Nostalgia is a powerful driver, especially in the automotive world. Not only do we often pine for vehicular days gone by, but as we grow older we eventually acquire the resources to make the dream cars of our youth the garage queens of today. For so many enthusiasts, project cars double as time machines, metal-and-glass temporal displacement devices that can transport you back to a warm summer's afternoon when life stretched far ahead into the distance and anything seemed possible. That's entirely the case for George Ferreira and his '91 Honda CRX Si.
"My very first car in high school was an '89 CRX," the New England native explains. "I went on to own three of them in the late '90s, before getting out for a while and building a VTEC del Sol because I wanted a B-series Honda project—a car I still have in my garage."
The CRX bug would linger, however, and after a few years of stockpiling parts for a car he didn't yet own, Ferreira would pull the trigger on this '91 model he discovered on the CRX community forums. "It had originally been brought up from Nashville, and it was just incredibly clean," he says. "I had first seen the car online a couple of years beforehand and thought, Man, if this is ever for sale one day I would definitely consider it. And then it went back on the market. I drove an hour and a half to check it out and was blown away by how solid and rust-free it was, which is a real rarity in the northeast." George knew he had found the perfect base for his next build, and the work began in earnest. The goal was to keep the car at an OEM-plus level, with much of the focus on the mechanicals rather than eye-grabbing aesthetics.
All the glass was removed prior to the installation of a JDM front-end and SiR rear spoiler. A full repaint at County Street Autosports followed, which included shaving the antenna and rear wiper in the process. Replacing all the OEM trim, moldings, and clips finished the factory-fresh exterior.
It was here that Ferreira's years of hoarding components paid serious dividends. "Everything factory from this car has dried up, from a trim and body perspective," he tells us. "There's no aftermarket for this stuff whatsoever.

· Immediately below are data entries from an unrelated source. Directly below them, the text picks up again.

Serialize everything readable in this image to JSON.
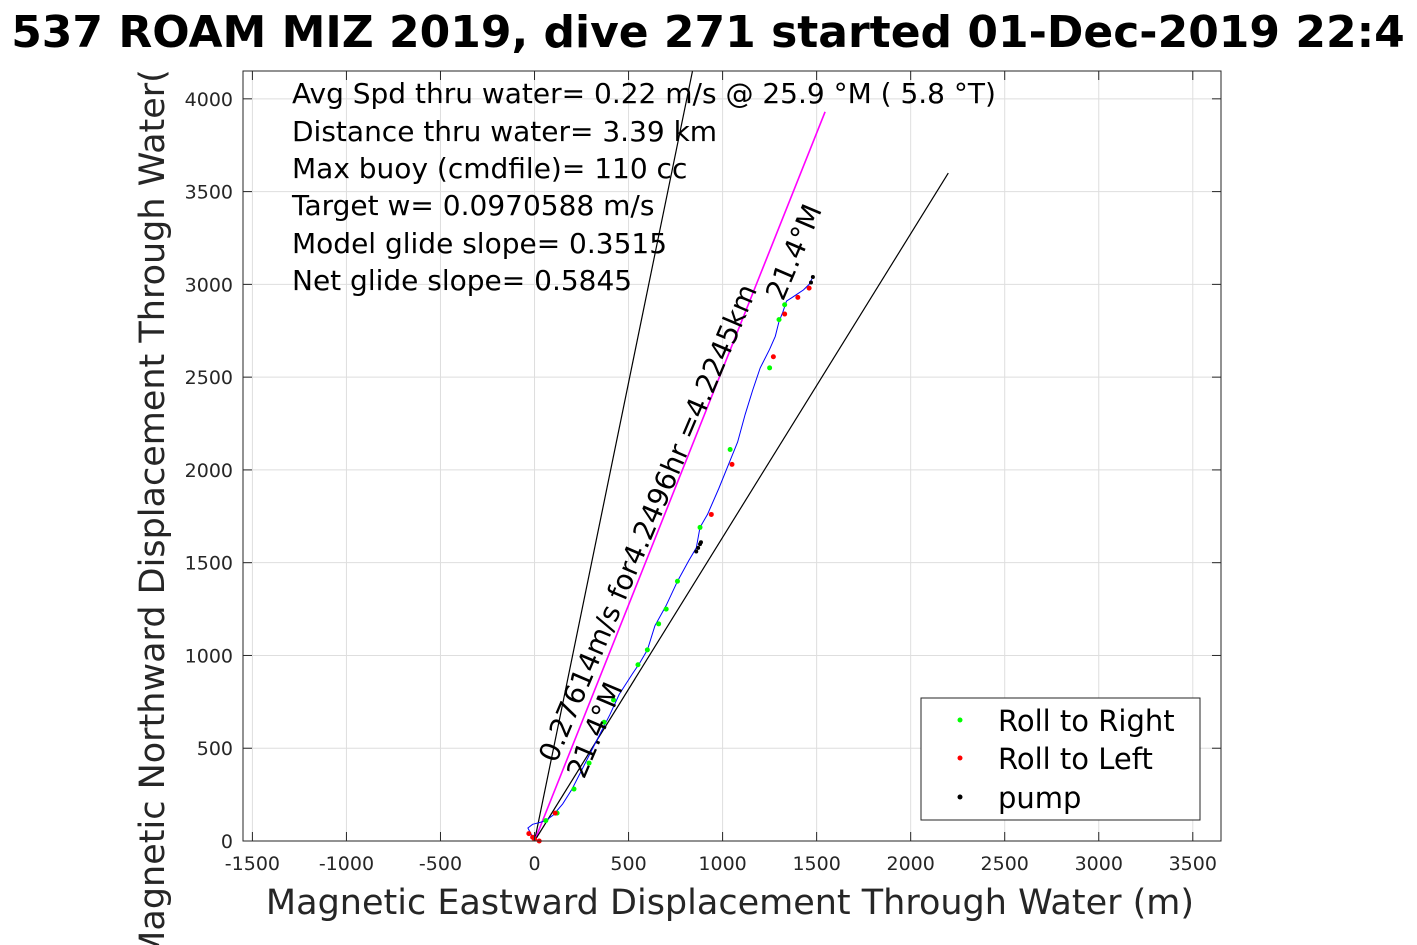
{
  "chart_data": {
    "type": "scatter",
    "title": "537 ROAM MIZ 2019, dive 271 started 01-Dec-2019 22:4",
    "xlabel": "Magnetic Eastward Displacement Through Water (m)",
    "ylabel": "Magnetic Northward Displacement Through Water(",
    "xlim": [
      -1550,
      3650
    ],
    "ylim": [
      0,
      4150
    ],
    "x_ticks": [
      -1500,
      -1000,
      -500,
      0,
      500,
      1000,
      1500,
      2000,
      2500,
      3000,
      3500
    ],
    "x_tick_labels": [
      "-1500",
      "-1000",
      "-500",
      "0",
      "500",
      "1000",
      "1500",
      "2000",
      "2500",
      "3000",
      "3500"
    ],
    "y_ticks": [
      0,
      500,
      1000,
      1500,
      2000,
      2500,
      3000,
      3500,
      4000
    ],
    "y_tick_labels": [
      "0",
      "500",
      "1000",
      "1500",
      "2000",
      "2500",
      "3000",
      "3500",
      "4000"
    ],
    "grid": true,
    "colors": {
      "track": "#0000ff",
      "right": "#00ff00",
      "left": "#ff0000",
      "pump": "#000000",
      "model": "#ff00ff",
      "guide": "#000000"
    },
    "info_lines": [
      "Avg Spd thru water=  0.22 m/s @  25.9 °M (  5.8 °T)",
      "Distance thru water=  3.39 km",
      "Max buoy (cmdfile)= 110 cc",
      "Target w= 0.0970588 m/s",
      "Model glide slope= 0.3515",
      "Net glide slope= 0.5845"
    ],
    "line_annotations": {
      "model_line": "0.27614m/s for4.2496hr =4.2245km",
      "angle_upper": "21.4°M",
      "angle_lower": "21.4°M"
    },
    "guide_lines": [
      {
        "name": "steep",
        "x": [
          0,
          840
        ],
        "y": [
          0,
          4150
        ]
      },
      {
        "name": "model",
        "x": [
          0,
          1545
        ],
        "y": [
          0,
          3930
        ]
      },
      {
        "name": "shallow",
        "x": [
          0,
          2200
        ],
        "y": [
          0,
          3600
        ]
      }
    ],
    "track": {
      "x": [
        0,
        -20,
        -35,
        -10,
        30,
        60,
        100,
        150,
        200,
        250,
        300,
        350,
        400,
        450,
        520,
        560,
        600,
        640,
        700,
        760,
        820,
        860,
        880,
        920,
        980,
        1040,
        1080,
        1120,
        1160,
        1200,
        1250,
        1280,
        1300,
        1320,
        1340,
        1370,
        1400,
        1430,
        1460,
        1475
      ],
      "y": [
        0,
        40,
        70,
        90,
        100,
        110,
        140,
        200,
        280,
        380,
        480,
        580,
        680,
        790,
        900,
        960,
        1030,
        1160,
        1270,
        1400,
        1510,
        1580,
        1690,
        1760,
        1900,
        2050,
        2150,
        2300,
        2430,
        2550,
        2650,
        2720,
        2800,
        2850,
        2910,
        2930,
        2950,
        2970,
        3000,
        3030
      ]
    },
    "series": [
      {
        "name": "Roll to Right",
        "x": [
          60,
          120,
          210,
          290,
          370,
          420,
          550,
          600,
          660,
          700,
          760,
          880,
          1040,
          1250,
          1300,
          1330
        ],
        "y": [
          110,
          150,
          280,
          420,
          640,
          760,
          950,
          1030,
          1170,
          1250,
          1400,
          1690,
          2110,
          2550,
          2810,
          2890
        ]
      },
      {
        "name": "Roll to Left",
        "x": [
          -30,
          -10,
          0,
          25,
          110,
          940,
          1050,
          1270,
          1330,
          1400,
          1460
        ],
        "y": [
          40,
          20,
          10,
          0,
          150,
          1760,
          2030,
          2610,
          2840,
          2930,
          2980
        ]
      },
      {
        "name": "pump",
        "x": [
          860,
          870,
          880,
          885,
          1470,
          1480
        ],
        "y": [
          1560,
          1580,
          1600,
          1610,
          3010,
          3040
        ]
      }
    ],
    "legend_position": "bottom-right"
  }
}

At this point, you have to know someone like me who was able to buy what they needed before Honda's shelves were bare. It took a lot of patience to acquire everything, and I sourced parts from as far away as the UK, Portugal, and Japan."
Under the hood, Ferreira (who did almost all the mechanical work himself), went with a B18C engine pulled from a '98 JDM GSR, sitting on Hasport mounts and matched with a S80 five-speed manual, factory limited-slip included. The four-cylinder breathes through a Skunk2 intake manifold, JDM Si-R intake, and DC Sports stainless 4-2-1 header, while staying cool thanks to a Mishimoto radiator. A Thermal classic cat-back exhaust exits via dual tips at the rear.
Suspension-wise, things are kept simple and under control by way of K-Tuned street-spec coilovers and Skunk2 upper control arms. The CRX also features a Full-Race traction bar and Hawk brake pads over Centric rotors to haul it down from speed.
Keen eyes will notice George has kept the car looking very period correct on its Mugen M7 15x6.5-inch rims—an extremely rare set in 4x100 bolt pattern.
"When people walk up to the car and say 'It's stock,' that makes me happy. They're not noticing all the little details at first glance, which means it's been done very well," he says with a smile. "If you're into Hondas, you'll understand and you'll pick out all the areas where it's been modified. It's intended to be clean and classic, with a look that will still turn heads 30 years from now, and I think I've achieved it."
While George has revealed his Honda hatch is a pleasure to drive, the cabin is a pleasant place to spend some time in, too, featuring a Mugen Racing 3 steering wheel, JDM rear seat conversion, a CRX Vti instrument cluster imported from the UK, and Integra Type R pedals alongside an RSX billet shift knob.
George says he gets great reactions out on the road from people who remember when CRXs were cheap and plentiful and who enjoy approaching him at gas stations and parking lots to share their memories of owning the pint-size hatch. And then there's the time travel. "A lot of the joy I get out of this car is pure nostalgia," he says, the joy apparent in his voice. "It's not an insulated, plush experience like a modern-day ride. When I drive this car, I can feel every inch of the road beneath me. When I want to roll down a window, well, everything's manual. When my son first rode in the car, he didn't know what to do with a hand crank. He'd never seen one before!
"There's a movement now called Golden Era Honda, and cars from '88 to '00 are really starting to blow up in terms of price," Ferreira continues. "CRXs are triple the price they were 10 years ago, because people who drove these cars in high school like me, or who had them just as beaters, have the disposable income required to pay top dollar when they find a gem out there. I think timing is everything, and if I hadn't had the itch to snag this car back in 2011, I don't think I'd be able to build it to the same level with no corners cut, exactly how I wanted it today."
Once upon a time...
No stranger to the game, George Ferreira has owned more than 15 Hondas, including this '94 del Sol featured twice in Honda Tuning magazine with two different looks—November 2003 and April 2010.